文化祭まで残り少ない中で、どれだけいい物に作り上げていくかが今の課題である。不安な要素はいくらかあるが、今の俺達は団結している。人間という壁を超えて、俺達は一つのことを成し遂げようとしている。その喜びは全てが終わった後に味わえるはずだ。だから今は、目の前のことに全力を注ぐ。

「まずは屋台を作り直さなきゃならないから、木材探しだな」

「その辺は男の俺達がやるべきだよな」

「だな」

「雄一君、私達はどうするの?」

「千代達はとりあえずクレープの材料の買い出しに行ってくれないか? お金は大学側から出してもらえるから」

「分かった」

「んじゃ、行くぞ陽介」

「おう」

二人で自転車に乗って買い出しに行こうとする。だがどうした事か、急に目の前が歪み始めた。

「な、何だこれ」

「どうした雄一君?」

「お前らなんともないのか?」

「うん。私は大丈夫だけどどうかしたの?」

「え、あ、いや何でもない…」

が、それはすぐに治まったので、とりあえず再び自転車で走り出す。何だ今の…。

2

それからは更に忙しくなった。時間がなかったのが一番の理由だが、いかにいいクレープを作るか突き詰めて行くうちに、それが面白くなり、寝る間も惜しんでとにかく準備を進めた。

「パパ、朝ですよ」

「んん、もうそんな時間?」

「起きてください」

「ふわぁい」

文化祭を明日に控え、いよいよ準備も大詰めになったある日の朝、いつのまにかリビングで寝落ちしていた俺はルシアに起こされた。

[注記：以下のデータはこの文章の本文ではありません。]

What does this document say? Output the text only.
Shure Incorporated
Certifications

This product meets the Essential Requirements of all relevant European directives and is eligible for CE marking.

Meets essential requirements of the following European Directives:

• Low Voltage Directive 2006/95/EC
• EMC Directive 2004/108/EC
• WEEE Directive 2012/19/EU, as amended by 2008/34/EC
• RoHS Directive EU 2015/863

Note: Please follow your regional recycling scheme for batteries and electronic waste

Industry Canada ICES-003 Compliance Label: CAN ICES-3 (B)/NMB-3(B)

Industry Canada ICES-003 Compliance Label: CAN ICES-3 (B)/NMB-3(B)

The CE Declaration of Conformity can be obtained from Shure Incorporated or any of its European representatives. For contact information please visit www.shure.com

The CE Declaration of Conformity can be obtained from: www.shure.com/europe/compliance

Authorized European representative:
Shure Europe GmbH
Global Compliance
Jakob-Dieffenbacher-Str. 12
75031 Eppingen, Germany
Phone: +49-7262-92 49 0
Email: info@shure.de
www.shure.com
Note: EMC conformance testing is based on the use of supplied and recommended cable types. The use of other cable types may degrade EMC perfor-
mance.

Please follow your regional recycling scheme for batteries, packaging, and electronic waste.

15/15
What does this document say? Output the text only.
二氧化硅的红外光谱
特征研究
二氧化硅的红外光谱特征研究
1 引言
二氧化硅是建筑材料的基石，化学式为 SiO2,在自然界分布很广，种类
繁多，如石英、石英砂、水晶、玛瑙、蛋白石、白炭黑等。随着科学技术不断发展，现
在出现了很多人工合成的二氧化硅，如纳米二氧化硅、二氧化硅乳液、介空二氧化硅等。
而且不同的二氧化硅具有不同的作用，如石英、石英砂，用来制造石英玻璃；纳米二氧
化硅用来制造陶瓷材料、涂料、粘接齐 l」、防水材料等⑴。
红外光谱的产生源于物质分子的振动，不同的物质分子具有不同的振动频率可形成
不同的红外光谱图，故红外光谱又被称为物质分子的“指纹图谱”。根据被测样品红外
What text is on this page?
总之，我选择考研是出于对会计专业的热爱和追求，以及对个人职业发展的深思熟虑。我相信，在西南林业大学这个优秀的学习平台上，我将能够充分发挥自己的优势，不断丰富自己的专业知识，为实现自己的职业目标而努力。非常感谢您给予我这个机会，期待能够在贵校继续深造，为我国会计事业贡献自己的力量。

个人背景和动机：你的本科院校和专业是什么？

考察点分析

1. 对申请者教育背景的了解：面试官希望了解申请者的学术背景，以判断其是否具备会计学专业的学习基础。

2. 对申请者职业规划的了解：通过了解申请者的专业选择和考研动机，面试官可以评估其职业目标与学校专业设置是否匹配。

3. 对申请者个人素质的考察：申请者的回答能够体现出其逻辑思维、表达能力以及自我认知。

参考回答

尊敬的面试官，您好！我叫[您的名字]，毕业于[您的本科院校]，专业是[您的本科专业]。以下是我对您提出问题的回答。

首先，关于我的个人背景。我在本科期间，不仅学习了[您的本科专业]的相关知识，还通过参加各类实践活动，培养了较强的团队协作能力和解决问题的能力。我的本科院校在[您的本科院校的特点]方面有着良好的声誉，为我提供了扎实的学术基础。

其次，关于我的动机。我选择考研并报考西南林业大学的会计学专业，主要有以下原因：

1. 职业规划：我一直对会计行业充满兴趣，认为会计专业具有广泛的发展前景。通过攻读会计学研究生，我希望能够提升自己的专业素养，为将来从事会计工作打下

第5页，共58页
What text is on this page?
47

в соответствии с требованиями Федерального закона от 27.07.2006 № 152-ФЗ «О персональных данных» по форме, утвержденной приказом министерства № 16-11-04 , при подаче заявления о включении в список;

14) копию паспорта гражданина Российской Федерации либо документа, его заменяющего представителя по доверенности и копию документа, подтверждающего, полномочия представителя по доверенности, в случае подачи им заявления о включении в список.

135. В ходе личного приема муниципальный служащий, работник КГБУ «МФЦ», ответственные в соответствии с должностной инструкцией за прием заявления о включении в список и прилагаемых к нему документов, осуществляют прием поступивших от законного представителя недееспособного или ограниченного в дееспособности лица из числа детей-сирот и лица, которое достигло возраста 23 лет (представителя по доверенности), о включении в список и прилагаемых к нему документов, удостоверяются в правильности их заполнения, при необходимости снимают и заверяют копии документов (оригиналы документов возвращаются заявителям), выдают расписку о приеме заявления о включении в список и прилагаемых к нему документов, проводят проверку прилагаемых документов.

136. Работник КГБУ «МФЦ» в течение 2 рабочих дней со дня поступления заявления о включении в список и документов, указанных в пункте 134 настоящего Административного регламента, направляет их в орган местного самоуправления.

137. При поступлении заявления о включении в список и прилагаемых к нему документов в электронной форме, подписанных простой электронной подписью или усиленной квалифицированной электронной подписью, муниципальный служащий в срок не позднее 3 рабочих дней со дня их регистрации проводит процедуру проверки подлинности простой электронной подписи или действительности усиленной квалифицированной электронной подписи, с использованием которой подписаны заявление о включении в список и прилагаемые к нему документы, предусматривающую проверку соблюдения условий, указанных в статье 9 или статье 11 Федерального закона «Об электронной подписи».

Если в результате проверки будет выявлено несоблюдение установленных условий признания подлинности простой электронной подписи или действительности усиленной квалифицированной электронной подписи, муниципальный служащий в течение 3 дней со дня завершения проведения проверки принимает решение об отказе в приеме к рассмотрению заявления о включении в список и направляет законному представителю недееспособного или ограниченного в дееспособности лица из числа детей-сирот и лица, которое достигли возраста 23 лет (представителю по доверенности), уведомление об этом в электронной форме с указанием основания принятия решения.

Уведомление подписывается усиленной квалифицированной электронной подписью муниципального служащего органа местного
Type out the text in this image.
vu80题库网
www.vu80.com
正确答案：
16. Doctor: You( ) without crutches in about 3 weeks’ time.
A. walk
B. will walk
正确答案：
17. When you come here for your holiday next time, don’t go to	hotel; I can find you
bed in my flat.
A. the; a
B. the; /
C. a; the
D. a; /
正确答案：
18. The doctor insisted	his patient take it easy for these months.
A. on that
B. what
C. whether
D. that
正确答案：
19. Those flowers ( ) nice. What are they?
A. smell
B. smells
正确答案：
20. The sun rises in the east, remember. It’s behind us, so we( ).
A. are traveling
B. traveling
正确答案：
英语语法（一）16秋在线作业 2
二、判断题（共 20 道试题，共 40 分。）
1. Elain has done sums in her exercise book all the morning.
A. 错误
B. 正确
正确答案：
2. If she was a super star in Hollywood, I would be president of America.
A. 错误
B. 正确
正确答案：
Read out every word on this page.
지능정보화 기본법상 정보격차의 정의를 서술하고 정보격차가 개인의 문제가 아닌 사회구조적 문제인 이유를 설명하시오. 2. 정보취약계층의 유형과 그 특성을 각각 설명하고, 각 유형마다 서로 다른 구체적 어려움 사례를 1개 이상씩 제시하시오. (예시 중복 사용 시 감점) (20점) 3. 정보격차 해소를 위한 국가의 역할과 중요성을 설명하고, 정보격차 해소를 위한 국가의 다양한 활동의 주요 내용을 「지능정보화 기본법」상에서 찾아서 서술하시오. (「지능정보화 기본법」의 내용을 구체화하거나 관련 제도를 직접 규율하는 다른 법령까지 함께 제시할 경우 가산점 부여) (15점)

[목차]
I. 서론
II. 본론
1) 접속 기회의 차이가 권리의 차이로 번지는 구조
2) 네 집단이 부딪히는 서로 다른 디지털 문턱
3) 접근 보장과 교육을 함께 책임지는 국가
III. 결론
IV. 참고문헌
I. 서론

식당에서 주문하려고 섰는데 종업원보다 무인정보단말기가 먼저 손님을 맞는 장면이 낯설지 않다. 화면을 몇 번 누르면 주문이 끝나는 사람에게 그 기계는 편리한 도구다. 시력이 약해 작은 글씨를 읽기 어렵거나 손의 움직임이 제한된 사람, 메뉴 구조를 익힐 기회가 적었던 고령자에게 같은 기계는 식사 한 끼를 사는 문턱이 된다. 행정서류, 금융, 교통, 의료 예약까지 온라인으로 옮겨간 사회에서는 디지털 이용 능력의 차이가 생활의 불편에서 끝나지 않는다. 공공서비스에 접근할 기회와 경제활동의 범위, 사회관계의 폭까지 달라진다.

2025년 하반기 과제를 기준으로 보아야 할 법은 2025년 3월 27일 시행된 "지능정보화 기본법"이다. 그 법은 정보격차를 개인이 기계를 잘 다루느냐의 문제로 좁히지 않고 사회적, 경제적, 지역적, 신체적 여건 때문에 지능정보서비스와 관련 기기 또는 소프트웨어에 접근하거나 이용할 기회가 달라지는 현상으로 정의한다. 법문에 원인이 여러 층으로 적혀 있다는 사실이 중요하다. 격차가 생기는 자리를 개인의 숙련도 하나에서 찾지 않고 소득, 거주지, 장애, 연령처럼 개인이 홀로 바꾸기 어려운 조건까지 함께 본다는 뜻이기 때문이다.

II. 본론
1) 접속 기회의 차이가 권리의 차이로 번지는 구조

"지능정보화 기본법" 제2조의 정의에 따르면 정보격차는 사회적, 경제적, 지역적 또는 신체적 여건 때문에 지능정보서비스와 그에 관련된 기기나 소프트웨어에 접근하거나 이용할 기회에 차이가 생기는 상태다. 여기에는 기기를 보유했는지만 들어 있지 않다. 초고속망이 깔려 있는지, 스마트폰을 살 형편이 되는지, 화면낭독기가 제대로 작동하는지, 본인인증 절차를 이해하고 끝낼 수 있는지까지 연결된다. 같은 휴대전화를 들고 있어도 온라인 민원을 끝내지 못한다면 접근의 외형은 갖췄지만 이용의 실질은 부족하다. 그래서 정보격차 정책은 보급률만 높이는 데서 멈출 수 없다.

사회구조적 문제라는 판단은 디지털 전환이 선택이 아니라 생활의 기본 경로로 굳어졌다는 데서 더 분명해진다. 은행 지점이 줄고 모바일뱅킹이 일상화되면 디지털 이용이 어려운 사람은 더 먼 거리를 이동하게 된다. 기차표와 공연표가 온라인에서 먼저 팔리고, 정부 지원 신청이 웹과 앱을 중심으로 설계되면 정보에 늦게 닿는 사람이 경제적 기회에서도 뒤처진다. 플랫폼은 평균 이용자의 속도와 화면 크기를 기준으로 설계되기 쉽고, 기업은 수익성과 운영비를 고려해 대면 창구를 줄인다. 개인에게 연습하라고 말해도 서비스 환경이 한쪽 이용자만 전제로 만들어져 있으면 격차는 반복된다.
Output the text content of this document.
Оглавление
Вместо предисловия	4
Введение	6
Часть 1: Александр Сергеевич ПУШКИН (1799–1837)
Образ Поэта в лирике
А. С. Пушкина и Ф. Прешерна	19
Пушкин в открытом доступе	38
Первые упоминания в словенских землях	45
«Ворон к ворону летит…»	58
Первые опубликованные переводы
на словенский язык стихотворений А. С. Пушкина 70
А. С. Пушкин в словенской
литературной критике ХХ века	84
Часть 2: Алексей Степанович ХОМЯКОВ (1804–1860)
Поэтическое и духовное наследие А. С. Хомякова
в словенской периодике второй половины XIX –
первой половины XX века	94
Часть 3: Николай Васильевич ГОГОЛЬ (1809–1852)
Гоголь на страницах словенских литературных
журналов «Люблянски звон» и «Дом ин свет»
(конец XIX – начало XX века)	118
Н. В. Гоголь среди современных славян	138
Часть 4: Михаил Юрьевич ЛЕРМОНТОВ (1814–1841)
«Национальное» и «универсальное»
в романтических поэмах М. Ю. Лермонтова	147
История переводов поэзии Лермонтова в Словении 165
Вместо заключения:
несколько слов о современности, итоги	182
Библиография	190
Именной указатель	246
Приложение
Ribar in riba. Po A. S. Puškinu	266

「あまり無理しすぎて、当日に体調を崩すとかやめてくださいね」

「悪い悪い」

「本当に心配してるんですからね」

あの後ルシアは何とか体調を取り戻したが、まだ外には長くいられない為、文化祭も危うい。けれど彼女のおかげで文化祭が中止にならなかった。だからなんとかしてあげたいのも山々なんだけど…。

(また体調悪化されてもな…)

俺はルシアの事で、頭を悩まされ続け、本当に体調崩してしまうかもしれないと心配になってしまった。